Kernel LISP - how low down can it go?

Mike McDonald mikemac@titian.engr.sgi.com
Wed, 21 May 1997 19:45:55 -0700


>From: "Dwight Hughes" <dhughes@intellinet.com>
>To: <lispos@math.gatech.edu>, "BRIAN SPILSBURY" <zhivago@iglou.com>
>Subject: Re: Kernel LISP - how low down can it go?
>Date: Wed, 21 May 1997 21:19:57 -0500
>
>| From: BRIAN SPILSBURY <zhivago@iglou.com>
>| 
>  [  snip  ]
>| 
>| I've been thinking about this for a while, I think the best solution
>| may be to extend the lisp-set into covering the assembly-level
>operations.
>| 
>| (bnz #r0)
>| 
>| etc (while keeping this to a minimum)
>
>
>CMU-CL defines some assembly level operations but I've just begun to look
>at what they have done.
>
>If we do this we might want to define a nice generic set of assembly
>language instructions with mapping to the particular CPU and
>architecture being used, though this might be more trouble than
>it's worth.
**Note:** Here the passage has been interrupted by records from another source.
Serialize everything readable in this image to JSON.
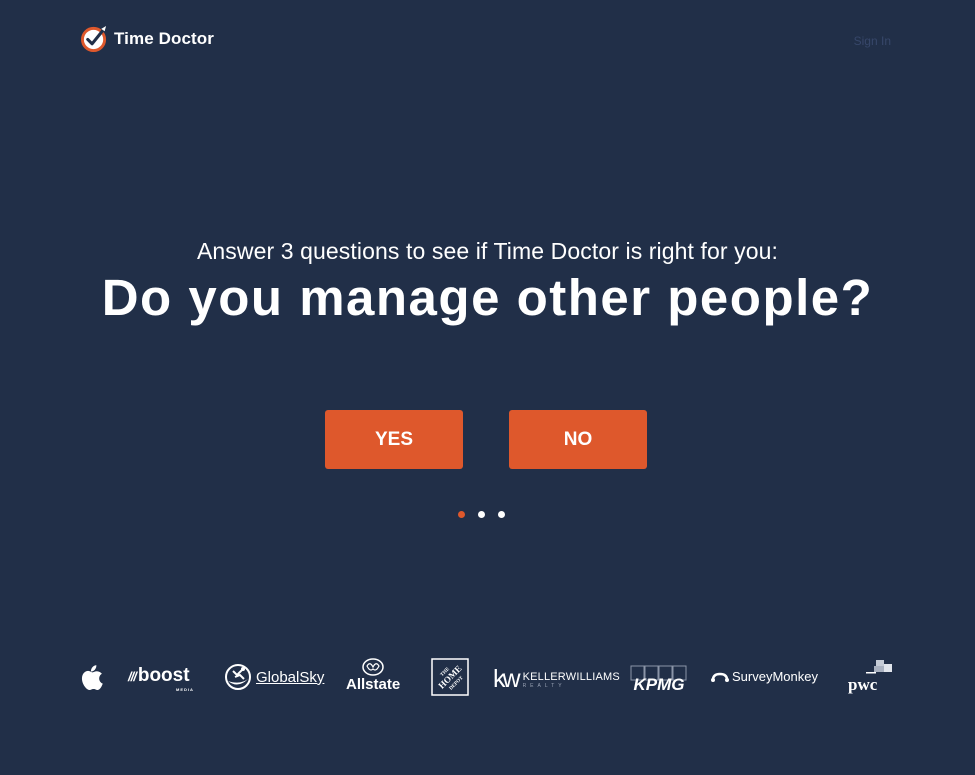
{
  "header": {
    "brand_name": "Time Doctor",
    "logo_icon": "clock-check-icon",
    "sign_in_label": "Sign In"
  },
  "hero": {
    "subtitle": "Answer 3 questions to see if Time Doctor is right for you:",
    "question": "Do you manage other people?",
    "yes_label": "YES",
    "no_label": "NO"
  },
  "progress": {
    "total_steps": 3,
    "current_step": 1
  },
  "colors": {
    "background": "#212f48",
    "accent": "#de582c",
    "text": "#ffffff"
  },
  "clients": {
    "apple": "apple-logo",
    "boost": "boost",
    "boost_sub": "MEDIA",
    "globalsky": "GlobalSky",
    "allstate": "Allstate",
    "homedepot": "THE HOME DEPOT",
    "kw_mark": "kw",
    "kw_name": "KELLERWILLIAMS",
    "kw_sub": "REALTY",
    "kpmg": "KPMG",
    "surveymonkey": "SurveyMonkey",
    "pwc": "pwc"
  }
}
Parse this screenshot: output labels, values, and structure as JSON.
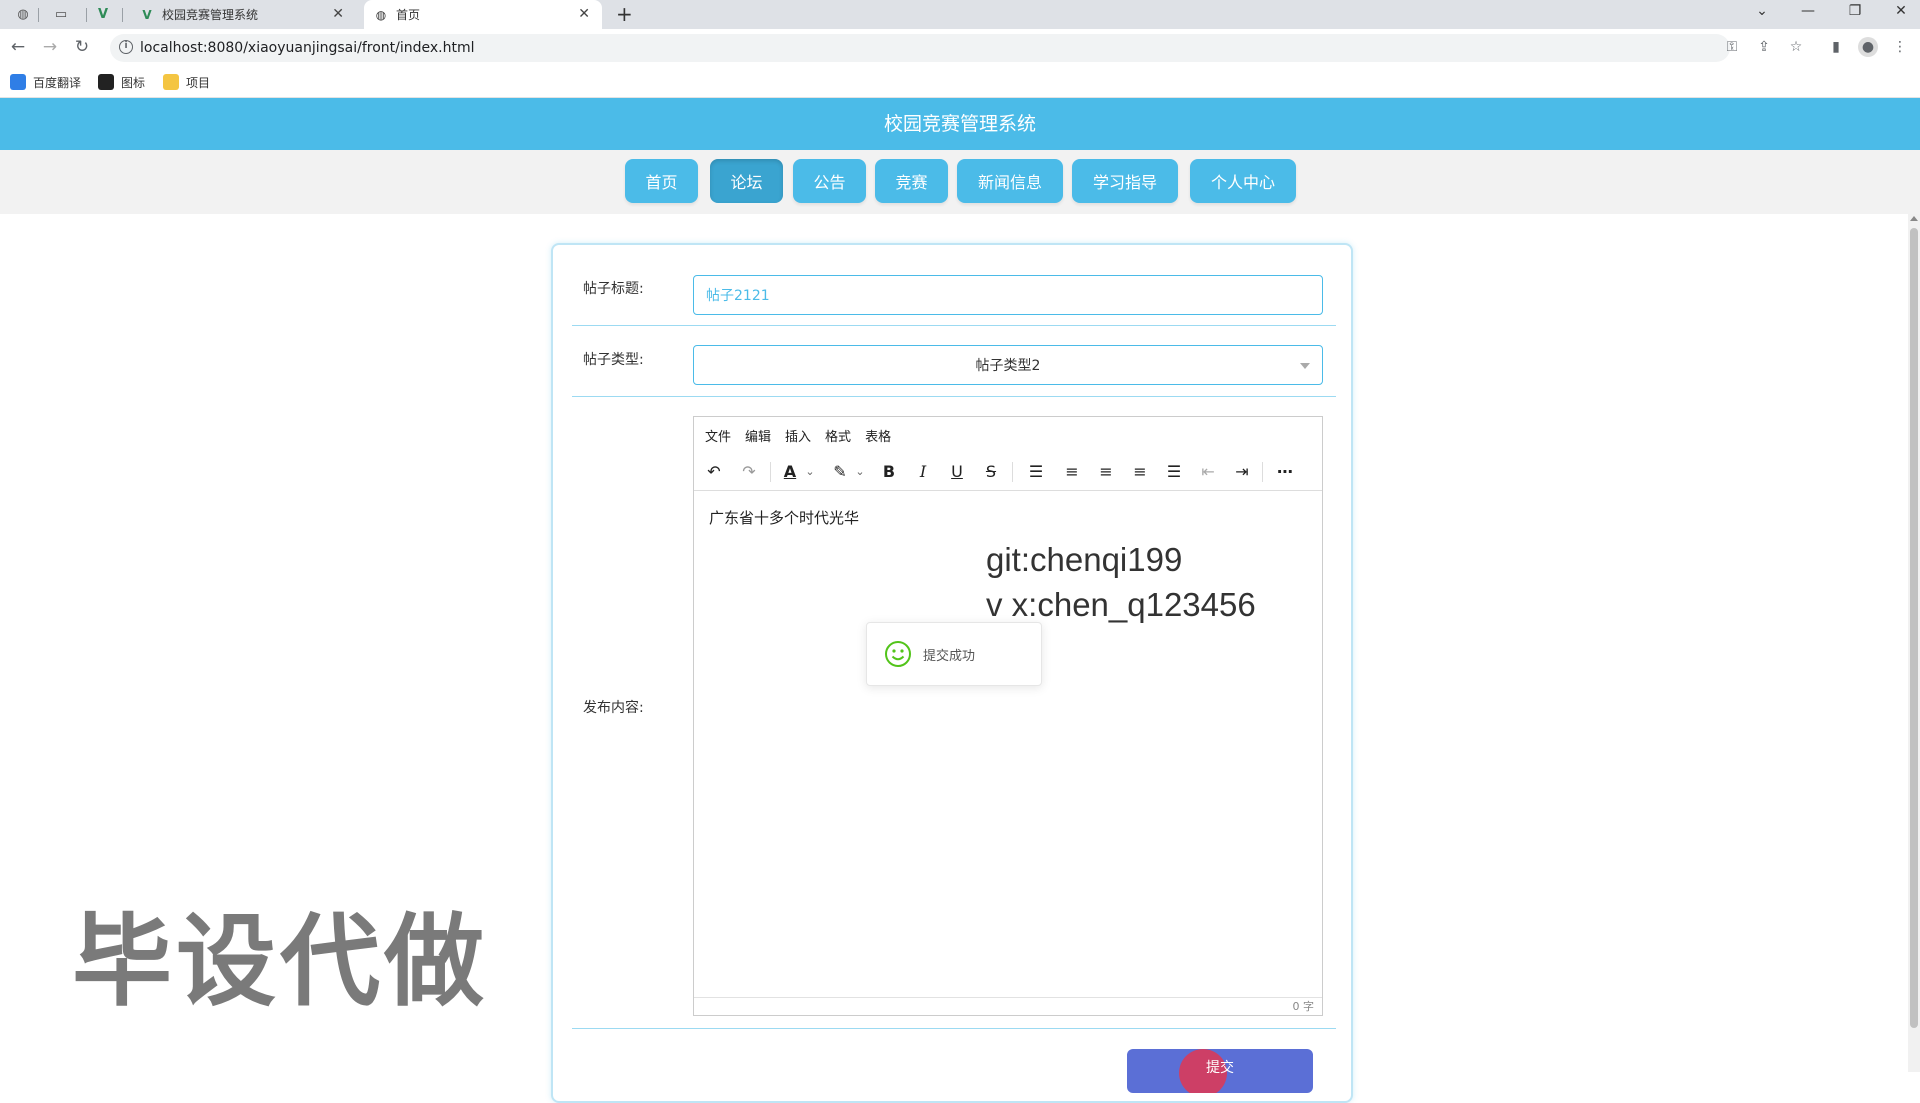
{
  "browser": {
    "tabs": [
      {
        "title": "校园竞赛管理系统",
        "active": false
      },
      {
        "title": "首页",
        "active": true
      }
    ],
    "url": "localhost:8080/xiaoyuanjingsai/front/index.html",
    "bookmarks": [
      "百度翻译",
      "图标",
      "项目"
    ]
  },
  "site": {
    "title": "校园竞赛管理系统",
    "nav": [
      "首页",
      "论坛",
      "公告",
      "竞赛",
      "新闻信息",
      "学习指导",
      "个人中心"
    ],
    "active_nav": "论坛"
  },
  "form": {
    "title_label": "帖子标题:",
    "title_value": "帖子2121",
    "type_label": "帖子类型:",
    "type_value": "帖子类型2",
    "content_label": "发布内容:",
    "editor_menu": [
      "文件",
      "编辑",
      "插入",
      "格式",
      "表格"
    ],
    "editor_text": "广东省十多个时代光华",
    "word_count": "0 字",
    "submit_label": "提交"
  },
  "toast": {
    "message": "提交成功",
    "icon": "smile-icon"
  },
  "overlay": {
    "git_line1": "git:chenqi199",
    "git_line2": "v x:chen_q123456",
    "watermark": "毕设代做"
  },
  "colors": {
    "accent": "#4bbbe8",
    "submit": "#5b6fd6",
    "toast_icon": "#52c41a"
  }
}
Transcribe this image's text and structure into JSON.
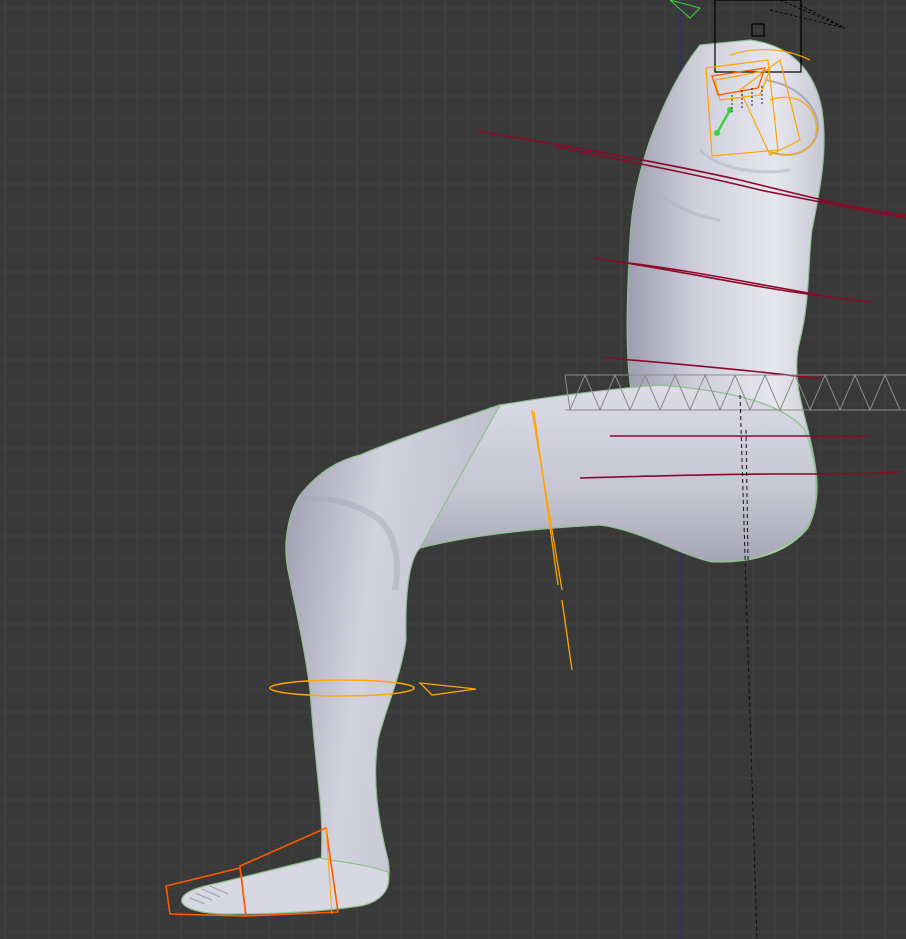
{
  "viewport": {
    "background": "#393939",
    "grid_minor": "#3e3e3e",
    "grid_major": "#444444"
  },
  "colors": {
    "mesh_light": "#e4e4ec",
    "mesh_mid": "#b9b9c8",
    "mesh_dark": "#8d8d9e",
    "mesh_outline": "#8fbf8f",
    "ik_bone": "#ffa500",
    "selected_bone": "#ff5a00",
    "muscle_line": "#8b0a2a",
    "z_axis": "#2a2a8a",
    "wire": "#8a8a8a",
    "dashed": "#111111",
    "active_bone": "#3cd13c",
    "black_bone": "#000000"
  },
  "objects": {
    "mesh": "body-mesh-icon",
    "rig": "armature-icon",
    "axis": "z-axis-icon"
  }
}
Where has this been done before?
>
>-- Dwight
>

  Why do you think you need access to the underlying machine's
individual instructions? About the only thing I can think of that's
written in assembler in the version of Unix I'm familiar with is the
initialization code (setting up the CPU) and the first level TLB MISS
handler. Nothing else needs to be in assembler.